He studied at the Corcoran School in Washington, D.C., the University of Maryland and the Culinary Institute of America in Napa Valley, California. He has worked under many great Chefs, including; Chef Cindy Wolfe, Chef Steven Durfee, Chef Jessie Llapitan, Chef Jason Rogers, Chef Todd English, and Chef Steve Mannino. Duff has worked as the Executive Pastry Chef of the Vail Cascade Hotel and Resort in the mountains of Vail, Colorado.

In 2000, Chef Duff moved to Baltimore to open Charm City Cakes. He is also an artist, a sculptor and musician. He and his staff are the stars of the Food Network series, Ace of Cakes.



So now you’re asking yourself, “how can I have a totally cool awesome Pastry Chef career like Duff Goldman?”

What do Pastry Chefs do?

A Pastry Chef works in a professional kitchen, specializing in making pastries, desserts and other baked food. Pastry Chefs prepare food (pertaining to pastries and desserts) for meals. They may develop recipes and new concoctions. The actual planning of the entire meal is usually done by a higher up Chef whose job it is to do the meal planning. The Pastry Chef is in charge of the pastry menu. Every day a Pastry Chef needs to plan and prepare, as each dessert has its own separate set of requirements for preparation.

The every day life of a Pastry Chef might include: overseeing staff, ordering supplies to keep the kitchen stocked, preparing baked goods, decorating pastries and keeping the kitchen and equipment clean and organized.

What Education is needed to be a Pastry Chef?

Pastry Chefs will need certain skills that they can obtain by attending a Culinary School. Some examples of these skills are;
Culinary Talent - Baking is part of the job, so a Pastry Chef better be good at it (or they should go find another profession)!

Originality and Creativity - In order for their good to sell, Pastry Chefs need to make it look good.
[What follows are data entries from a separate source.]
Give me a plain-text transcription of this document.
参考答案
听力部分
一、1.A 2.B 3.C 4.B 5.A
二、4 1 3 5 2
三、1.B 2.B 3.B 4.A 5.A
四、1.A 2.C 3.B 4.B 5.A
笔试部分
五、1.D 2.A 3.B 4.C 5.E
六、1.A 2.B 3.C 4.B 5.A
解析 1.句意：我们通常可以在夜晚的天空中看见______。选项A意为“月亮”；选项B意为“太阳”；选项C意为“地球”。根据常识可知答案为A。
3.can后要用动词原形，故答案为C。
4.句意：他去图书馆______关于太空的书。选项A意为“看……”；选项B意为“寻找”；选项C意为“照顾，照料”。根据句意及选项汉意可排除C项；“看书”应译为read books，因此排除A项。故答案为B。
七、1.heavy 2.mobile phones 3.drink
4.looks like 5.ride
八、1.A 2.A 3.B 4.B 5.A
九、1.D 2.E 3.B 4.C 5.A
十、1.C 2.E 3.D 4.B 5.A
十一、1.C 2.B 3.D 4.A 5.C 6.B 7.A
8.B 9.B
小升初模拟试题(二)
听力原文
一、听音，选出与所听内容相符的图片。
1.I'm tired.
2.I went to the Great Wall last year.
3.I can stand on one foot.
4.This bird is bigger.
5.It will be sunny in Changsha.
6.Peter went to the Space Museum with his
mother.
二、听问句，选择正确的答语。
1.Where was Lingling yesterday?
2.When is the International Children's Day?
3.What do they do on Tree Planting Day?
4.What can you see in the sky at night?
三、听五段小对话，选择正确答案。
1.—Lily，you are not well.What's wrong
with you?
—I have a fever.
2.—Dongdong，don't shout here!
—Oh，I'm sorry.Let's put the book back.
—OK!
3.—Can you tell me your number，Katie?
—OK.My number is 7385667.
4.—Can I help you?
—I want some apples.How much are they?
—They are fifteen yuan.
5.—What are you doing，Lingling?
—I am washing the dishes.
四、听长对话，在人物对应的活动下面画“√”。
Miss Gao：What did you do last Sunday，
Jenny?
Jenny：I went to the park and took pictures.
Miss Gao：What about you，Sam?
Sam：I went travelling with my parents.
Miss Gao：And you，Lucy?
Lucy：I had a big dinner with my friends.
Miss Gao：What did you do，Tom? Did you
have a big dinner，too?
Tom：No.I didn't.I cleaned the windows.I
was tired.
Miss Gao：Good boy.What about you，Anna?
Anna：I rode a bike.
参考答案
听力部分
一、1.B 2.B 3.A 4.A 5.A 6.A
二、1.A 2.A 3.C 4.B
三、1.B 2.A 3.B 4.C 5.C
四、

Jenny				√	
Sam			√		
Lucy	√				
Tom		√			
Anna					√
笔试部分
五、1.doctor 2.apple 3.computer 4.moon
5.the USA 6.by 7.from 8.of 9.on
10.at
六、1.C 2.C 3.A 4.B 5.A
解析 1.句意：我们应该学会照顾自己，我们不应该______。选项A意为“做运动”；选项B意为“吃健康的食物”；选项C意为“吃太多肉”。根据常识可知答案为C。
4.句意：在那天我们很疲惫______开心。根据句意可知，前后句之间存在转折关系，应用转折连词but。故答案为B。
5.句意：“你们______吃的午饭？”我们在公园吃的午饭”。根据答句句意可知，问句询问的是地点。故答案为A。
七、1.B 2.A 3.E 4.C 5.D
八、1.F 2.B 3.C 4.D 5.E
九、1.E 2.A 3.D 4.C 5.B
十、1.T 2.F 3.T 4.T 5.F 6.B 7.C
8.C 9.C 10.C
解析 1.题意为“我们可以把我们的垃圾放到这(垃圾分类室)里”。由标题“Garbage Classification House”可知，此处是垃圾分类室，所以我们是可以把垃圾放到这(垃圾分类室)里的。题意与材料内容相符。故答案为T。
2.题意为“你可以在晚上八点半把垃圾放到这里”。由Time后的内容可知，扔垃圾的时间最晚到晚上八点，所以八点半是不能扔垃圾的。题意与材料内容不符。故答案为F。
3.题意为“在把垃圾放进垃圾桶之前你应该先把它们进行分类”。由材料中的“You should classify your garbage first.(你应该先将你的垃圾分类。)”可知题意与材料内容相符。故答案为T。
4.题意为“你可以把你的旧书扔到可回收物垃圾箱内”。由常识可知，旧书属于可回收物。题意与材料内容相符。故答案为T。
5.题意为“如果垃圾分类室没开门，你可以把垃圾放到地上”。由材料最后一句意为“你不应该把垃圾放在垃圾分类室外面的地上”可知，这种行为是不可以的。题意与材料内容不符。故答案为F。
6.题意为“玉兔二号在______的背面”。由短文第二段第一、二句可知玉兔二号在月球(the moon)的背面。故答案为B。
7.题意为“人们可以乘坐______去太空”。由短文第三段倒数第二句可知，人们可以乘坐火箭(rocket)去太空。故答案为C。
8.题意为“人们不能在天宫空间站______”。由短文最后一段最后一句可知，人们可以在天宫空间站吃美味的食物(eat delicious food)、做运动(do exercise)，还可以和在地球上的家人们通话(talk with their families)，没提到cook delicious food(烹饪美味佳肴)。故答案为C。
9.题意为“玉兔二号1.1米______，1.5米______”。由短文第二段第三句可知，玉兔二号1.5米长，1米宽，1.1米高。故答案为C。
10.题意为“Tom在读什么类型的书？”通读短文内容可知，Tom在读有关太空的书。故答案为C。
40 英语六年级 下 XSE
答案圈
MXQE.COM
Detail Oriented - It has to look good, it has to taste good. Pastry Chefs are the magicians who make it all happen, and the best Chefs are the one who have a keen eye and a keen sense of taste and use both of these to perfect their product.

Customer Service - Whether it’s serving goods to another company or to face to face customers, Pastry Chefs need to hone their customer service skills as well. Baking is only half the job, the other half is getting the goods out the door and a happy, outgoing confident personality definitely helps.

Stamina - Being a Pastry Chef is quite physically demanding. It requires a day’s worth of work on your feet. There may be lifting, bending and straining when physically working with baked goods. There are odd hours, even 3:00 or 4:00 in the morning because Pastry Chefs need to being baking early before customers arrive.
Potential Pastry Chefs need to enroll in Culinary School. Educational paths in the pastry arts include Baking and Pastry Certificate, Associates Degree in Applied Science Culinary Arts, Bachelor of Arts Degree in Culinary Arts.

The Certificate program is mainly to prepare potential Pastry Chefs for entry level positions. The Associate and 4-Year Bachelor Degree programs include pastry courses and general education courses, as well as elective courses for a more rounded education. All programs, however, include both classroom study and hands-on baking experiences in their curriculum.

Most curriculum include classes of biology, physiology and history. These may not seem important to baking, but they actually are. It is important to learn how to keep germs out of the kitchen and correct care the minimize bacteria growth. It is also important to learn proper handling of food, especially eggs, cream and butter, which are foods that Pastry Chefs use frequently in their products. A Pastry Chef who understands the history behind their product can better produce their own goods. All Chefs need to learn the techniques of measuring raw ingredients and properly handling kitchen tools. There are correct methods of cooking and baking, and all these will be learned in Culinary School.

Who do Pastry Chefs work for?

The Pastry Chef is part of a larger staff of Chefs. Pastry Chefs work for large hotels, restaurants and bakeries. They may serve dinners, work in a shop where customers come in, or they may cater. In the case of Chef Duff Goldman and Charm City Cakes, sometimes they even start their own businesses.

Are there any Specializations in the Pastry Chef World?

Believe it or not, even with Pastry Chef being a subcategory of the cooking industry, it does get even more detailed. Pastry Chefs may specialize in different kinds of pastries. They may also have people to work under them who have certain pastry specializations.

What Environment do Pastry Chefs work in?

Pastry Chefs work in a kitchen environment. Lifting, even heavy lifting, may be involved. Equipment used by Pastry Chefs may consist of bake ware of any sort from a spatula to a floor mixer.

What is the Potential Pay for a Pastry Chef?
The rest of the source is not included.